La maladie sous-jacente et tout problème qu’elle entraîne sont traités au besoin. Si la jaunisse est due à une hépatite virale aiguë, elle peut disparaître progressivement sans traitement, avec l’amélioration de l’état du foie. Cependant, l’hépatite peut devenir chronique, même si la jaunisse disparaît. La jaunisse elle-même ne requiert pas de traitement chez l’adulte (contrairement aux nouveau-nés, voir Hyperbilirubinémie).

En règle générale, les démangeaisons disparaissent progressivement avec l’amélioration de l’état du foie. Si les démangeaisons sont gênantes, la prise de cholestyramine par voie orale peut aider. Toutefois, la cholestyramine est inefficace lorsque le canal biliaire est complètement obstrué.

Si la cause est une obstruction du canal biliaire, une procédure peut être pratiquée pour ouvrir le canal biliaire. Cette procédure est généralement pratiquée pendant une CPRE, à l’aide d’instruments qui sont insérés dans l’endoscope.
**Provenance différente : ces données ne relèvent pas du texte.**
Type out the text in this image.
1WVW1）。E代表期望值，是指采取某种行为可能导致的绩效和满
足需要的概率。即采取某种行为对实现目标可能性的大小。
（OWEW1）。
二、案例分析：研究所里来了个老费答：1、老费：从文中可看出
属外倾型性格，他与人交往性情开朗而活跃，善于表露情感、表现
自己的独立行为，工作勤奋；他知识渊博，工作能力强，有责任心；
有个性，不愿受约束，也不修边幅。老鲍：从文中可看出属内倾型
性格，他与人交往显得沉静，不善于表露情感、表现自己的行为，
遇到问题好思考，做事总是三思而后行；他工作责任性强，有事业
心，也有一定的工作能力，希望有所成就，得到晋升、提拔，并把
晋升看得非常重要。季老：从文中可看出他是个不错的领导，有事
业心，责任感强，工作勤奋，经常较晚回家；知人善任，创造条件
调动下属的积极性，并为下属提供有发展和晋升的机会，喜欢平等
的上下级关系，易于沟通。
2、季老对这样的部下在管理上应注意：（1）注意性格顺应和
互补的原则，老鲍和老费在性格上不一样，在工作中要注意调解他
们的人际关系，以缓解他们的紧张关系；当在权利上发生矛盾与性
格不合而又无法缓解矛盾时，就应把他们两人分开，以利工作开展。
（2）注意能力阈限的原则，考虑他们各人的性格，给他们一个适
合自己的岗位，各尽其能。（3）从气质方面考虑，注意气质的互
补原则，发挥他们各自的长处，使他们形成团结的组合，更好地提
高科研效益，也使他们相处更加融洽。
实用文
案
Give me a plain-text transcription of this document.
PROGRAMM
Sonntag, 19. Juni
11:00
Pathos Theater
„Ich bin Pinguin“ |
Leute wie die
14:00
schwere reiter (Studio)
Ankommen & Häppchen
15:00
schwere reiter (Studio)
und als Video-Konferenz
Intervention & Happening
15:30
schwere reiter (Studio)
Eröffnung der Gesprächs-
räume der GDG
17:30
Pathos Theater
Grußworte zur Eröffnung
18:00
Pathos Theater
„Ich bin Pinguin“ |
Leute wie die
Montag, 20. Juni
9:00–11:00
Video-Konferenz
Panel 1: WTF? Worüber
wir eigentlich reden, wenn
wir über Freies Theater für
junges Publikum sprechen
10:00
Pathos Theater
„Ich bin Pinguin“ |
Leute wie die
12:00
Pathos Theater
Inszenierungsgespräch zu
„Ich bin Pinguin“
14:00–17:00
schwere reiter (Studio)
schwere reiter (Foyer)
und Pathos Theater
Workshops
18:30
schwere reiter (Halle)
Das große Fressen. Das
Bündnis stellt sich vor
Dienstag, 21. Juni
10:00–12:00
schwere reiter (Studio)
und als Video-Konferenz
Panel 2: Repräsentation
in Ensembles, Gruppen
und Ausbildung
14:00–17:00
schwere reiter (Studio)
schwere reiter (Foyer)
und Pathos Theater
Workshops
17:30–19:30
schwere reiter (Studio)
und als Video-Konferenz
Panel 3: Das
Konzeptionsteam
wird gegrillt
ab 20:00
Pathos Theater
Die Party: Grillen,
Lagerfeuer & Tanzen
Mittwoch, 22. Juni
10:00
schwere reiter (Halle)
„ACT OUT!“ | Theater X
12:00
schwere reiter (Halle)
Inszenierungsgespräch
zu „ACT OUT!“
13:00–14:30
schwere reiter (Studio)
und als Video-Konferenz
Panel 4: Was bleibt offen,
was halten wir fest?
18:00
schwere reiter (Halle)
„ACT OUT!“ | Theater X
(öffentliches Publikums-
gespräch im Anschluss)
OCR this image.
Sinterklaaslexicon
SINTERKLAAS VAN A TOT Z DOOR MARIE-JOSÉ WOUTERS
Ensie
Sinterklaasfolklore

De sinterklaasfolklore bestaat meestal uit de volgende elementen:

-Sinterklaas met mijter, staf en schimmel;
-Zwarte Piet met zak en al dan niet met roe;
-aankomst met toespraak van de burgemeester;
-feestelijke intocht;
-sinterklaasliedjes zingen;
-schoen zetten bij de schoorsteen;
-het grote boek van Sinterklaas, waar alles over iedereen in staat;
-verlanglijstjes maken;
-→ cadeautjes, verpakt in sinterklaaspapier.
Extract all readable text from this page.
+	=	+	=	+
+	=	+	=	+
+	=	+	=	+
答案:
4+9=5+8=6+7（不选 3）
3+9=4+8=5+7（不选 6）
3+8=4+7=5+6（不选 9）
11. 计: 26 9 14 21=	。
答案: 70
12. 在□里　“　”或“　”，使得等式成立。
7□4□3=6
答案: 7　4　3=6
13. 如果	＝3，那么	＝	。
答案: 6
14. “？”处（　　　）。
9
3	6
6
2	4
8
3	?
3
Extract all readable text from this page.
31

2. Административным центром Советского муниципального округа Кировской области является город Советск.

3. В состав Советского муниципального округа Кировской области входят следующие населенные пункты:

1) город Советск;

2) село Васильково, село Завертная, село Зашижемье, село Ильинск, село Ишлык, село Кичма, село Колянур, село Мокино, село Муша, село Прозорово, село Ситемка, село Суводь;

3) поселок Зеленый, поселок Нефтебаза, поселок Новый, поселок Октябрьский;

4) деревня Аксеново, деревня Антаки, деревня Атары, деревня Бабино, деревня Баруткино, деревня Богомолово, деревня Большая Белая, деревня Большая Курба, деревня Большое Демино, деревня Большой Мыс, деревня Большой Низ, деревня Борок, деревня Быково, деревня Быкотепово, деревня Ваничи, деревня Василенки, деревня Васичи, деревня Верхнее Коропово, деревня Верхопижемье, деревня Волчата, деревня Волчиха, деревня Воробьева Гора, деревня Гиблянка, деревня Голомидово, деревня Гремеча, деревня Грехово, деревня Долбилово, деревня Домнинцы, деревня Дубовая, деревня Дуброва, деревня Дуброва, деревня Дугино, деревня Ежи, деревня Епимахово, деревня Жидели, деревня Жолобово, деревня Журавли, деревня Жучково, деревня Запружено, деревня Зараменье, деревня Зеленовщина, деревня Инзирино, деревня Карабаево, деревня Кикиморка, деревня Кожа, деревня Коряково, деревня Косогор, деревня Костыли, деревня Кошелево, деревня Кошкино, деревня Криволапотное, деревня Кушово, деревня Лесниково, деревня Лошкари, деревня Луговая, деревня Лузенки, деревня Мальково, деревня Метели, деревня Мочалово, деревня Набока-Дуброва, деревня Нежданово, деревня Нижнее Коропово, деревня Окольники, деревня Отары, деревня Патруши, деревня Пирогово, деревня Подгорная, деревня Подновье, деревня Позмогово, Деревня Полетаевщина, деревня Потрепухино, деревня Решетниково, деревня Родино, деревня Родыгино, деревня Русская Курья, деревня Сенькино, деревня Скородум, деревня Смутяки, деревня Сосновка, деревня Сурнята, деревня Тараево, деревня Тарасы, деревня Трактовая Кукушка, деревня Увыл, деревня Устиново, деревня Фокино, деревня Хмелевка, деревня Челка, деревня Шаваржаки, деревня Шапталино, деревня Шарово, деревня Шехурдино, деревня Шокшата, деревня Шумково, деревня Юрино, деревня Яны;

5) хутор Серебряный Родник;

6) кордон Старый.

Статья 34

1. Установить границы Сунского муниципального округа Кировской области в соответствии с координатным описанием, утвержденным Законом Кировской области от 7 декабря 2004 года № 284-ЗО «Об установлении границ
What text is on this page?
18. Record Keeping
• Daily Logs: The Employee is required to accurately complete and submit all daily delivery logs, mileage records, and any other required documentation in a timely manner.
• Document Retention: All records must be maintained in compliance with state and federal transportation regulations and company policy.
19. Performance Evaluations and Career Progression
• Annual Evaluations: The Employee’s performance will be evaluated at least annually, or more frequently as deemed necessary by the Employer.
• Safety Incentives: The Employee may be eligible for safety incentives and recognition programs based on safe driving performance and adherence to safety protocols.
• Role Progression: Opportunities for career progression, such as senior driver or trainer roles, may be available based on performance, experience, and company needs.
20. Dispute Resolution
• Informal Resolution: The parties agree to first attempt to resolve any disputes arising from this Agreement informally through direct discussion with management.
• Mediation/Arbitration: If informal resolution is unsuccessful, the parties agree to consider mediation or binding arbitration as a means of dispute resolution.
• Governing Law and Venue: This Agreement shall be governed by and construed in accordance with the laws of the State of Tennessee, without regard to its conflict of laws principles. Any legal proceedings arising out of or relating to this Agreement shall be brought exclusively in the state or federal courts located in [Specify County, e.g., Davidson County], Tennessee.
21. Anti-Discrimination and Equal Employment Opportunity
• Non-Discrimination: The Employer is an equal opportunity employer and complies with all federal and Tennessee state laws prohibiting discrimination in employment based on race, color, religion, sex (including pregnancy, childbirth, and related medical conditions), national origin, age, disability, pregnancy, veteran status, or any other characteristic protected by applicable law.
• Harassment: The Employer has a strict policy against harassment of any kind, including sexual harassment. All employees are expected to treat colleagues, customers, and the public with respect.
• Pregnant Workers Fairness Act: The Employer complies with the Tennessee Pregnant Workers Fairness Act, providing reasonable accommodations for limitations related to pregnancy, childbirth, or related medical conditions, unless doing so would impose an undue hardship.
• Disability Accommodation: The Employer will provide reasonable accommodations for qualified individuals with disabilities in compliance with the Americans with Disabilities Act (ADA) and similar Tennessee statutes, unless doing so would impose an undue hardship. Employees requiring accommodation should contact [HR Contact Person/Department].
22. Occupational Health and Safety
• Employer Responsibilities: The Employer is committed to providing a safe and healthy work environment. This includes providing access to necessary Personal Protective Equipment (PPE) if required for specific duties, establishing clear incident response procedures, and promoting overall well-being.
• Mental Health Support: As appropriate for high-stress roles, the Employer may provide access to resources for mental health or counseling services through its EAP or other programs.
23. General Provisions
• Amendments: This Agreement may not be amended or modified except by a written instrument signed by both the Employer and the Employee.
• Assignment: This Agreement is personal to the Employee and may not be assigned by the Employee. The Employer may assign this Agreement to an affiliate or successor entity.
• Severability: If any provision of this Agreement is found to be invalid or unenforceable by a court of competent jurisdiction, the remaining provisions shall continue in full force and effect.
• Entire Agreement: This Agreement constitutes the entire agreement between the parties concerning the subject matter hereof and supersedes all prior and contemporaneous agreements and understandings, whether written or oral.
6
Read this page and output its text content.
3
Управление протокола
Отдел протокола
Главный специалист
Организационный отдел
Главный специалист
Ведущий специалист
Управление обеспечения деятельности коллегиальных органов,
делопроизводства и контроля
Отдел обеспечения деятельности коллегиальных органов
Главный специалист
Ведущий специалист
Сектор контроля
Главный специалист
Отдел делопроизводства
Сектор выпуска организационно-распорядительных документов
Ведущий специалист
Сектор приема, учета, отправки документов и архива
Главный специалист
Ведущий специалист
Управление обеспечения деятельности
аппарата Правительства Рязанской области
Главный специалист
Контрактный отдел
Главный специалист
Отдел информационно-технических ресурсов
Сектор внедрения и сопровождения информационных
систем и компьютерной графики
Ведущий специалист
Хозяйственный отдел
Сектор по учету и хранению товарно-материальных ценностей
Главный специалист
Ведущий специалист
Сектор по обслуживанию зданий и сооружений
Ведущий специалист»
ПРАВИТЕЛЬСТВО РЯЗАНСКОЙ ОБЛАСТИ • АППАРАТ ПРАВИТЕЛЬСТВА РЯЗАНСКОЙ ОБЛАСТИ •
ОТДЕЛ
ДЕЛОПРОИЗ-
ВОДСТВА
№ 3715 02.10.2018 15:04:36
Aspects essentiels concernant les personnes âgées : Ictère

Chez les personnes âgées, la maladie à l’origine de la jaunisse peut ne pas entraîner les mêmes symptômes que chez les personnes plus jeunes, ou les symptômes peuvent être plus légers ou plus difficiles à reconnaître. Par exemple, lorsque les personnes âgées sont atteintes d’une hépatite virale aiguë, elles ont beaucoup moins de douleurs abdominales que les personnes plus jeunes. Lorsque les personnes âgées éprouvent de la confusion, les médecins peuvent diagnostiquer une démence à tort et ne pas réaliser que la cause est une encéphalopathie hépatique. En effet, il arrive que les médecins ne se rendent pas compte que la fonction cérébrale se dégrade en raison de l’incapacité du foie à éliminer les toxines du sang (ce qu’il fait habituellement), et donc que ces toxines migrent vers le cerveau.

Chez les personnes âgées, la jaunisse est généralement due à une obstruction des canaux biliaires et l’obstruction est plus probablement d’origine cancéreuse. Les médecins suspectent une obstruction d’origine cancéreuse lorsque les personnes âgées ont perdu du poids, ne souffrent que de légères démangeaisons, n’ont pas de douleurs abdominales et présentent une grosseur au niveau de l’abdomen.

Points clés

  • Lorsque l’atteinte hépatique est sévère, la jaunisse peut s’accompagner de problèmes graves, tels qu’une dégradation de la fonction cérébrale et une tendance aux saignements ou aux ecchymoses.

  • L’hépatite virale aiguë est une cause fréquente de jaunisse, en particulier chez les personnes jeunes et autrement en bonne santé.

  • Les personnes doivent rapidement consulter un médecin si elles présentent une jaunisse, de façon à ce que le médecin puisse rechercher des causes graves.

  • La cholestyramine peut soulager les démangeaisons.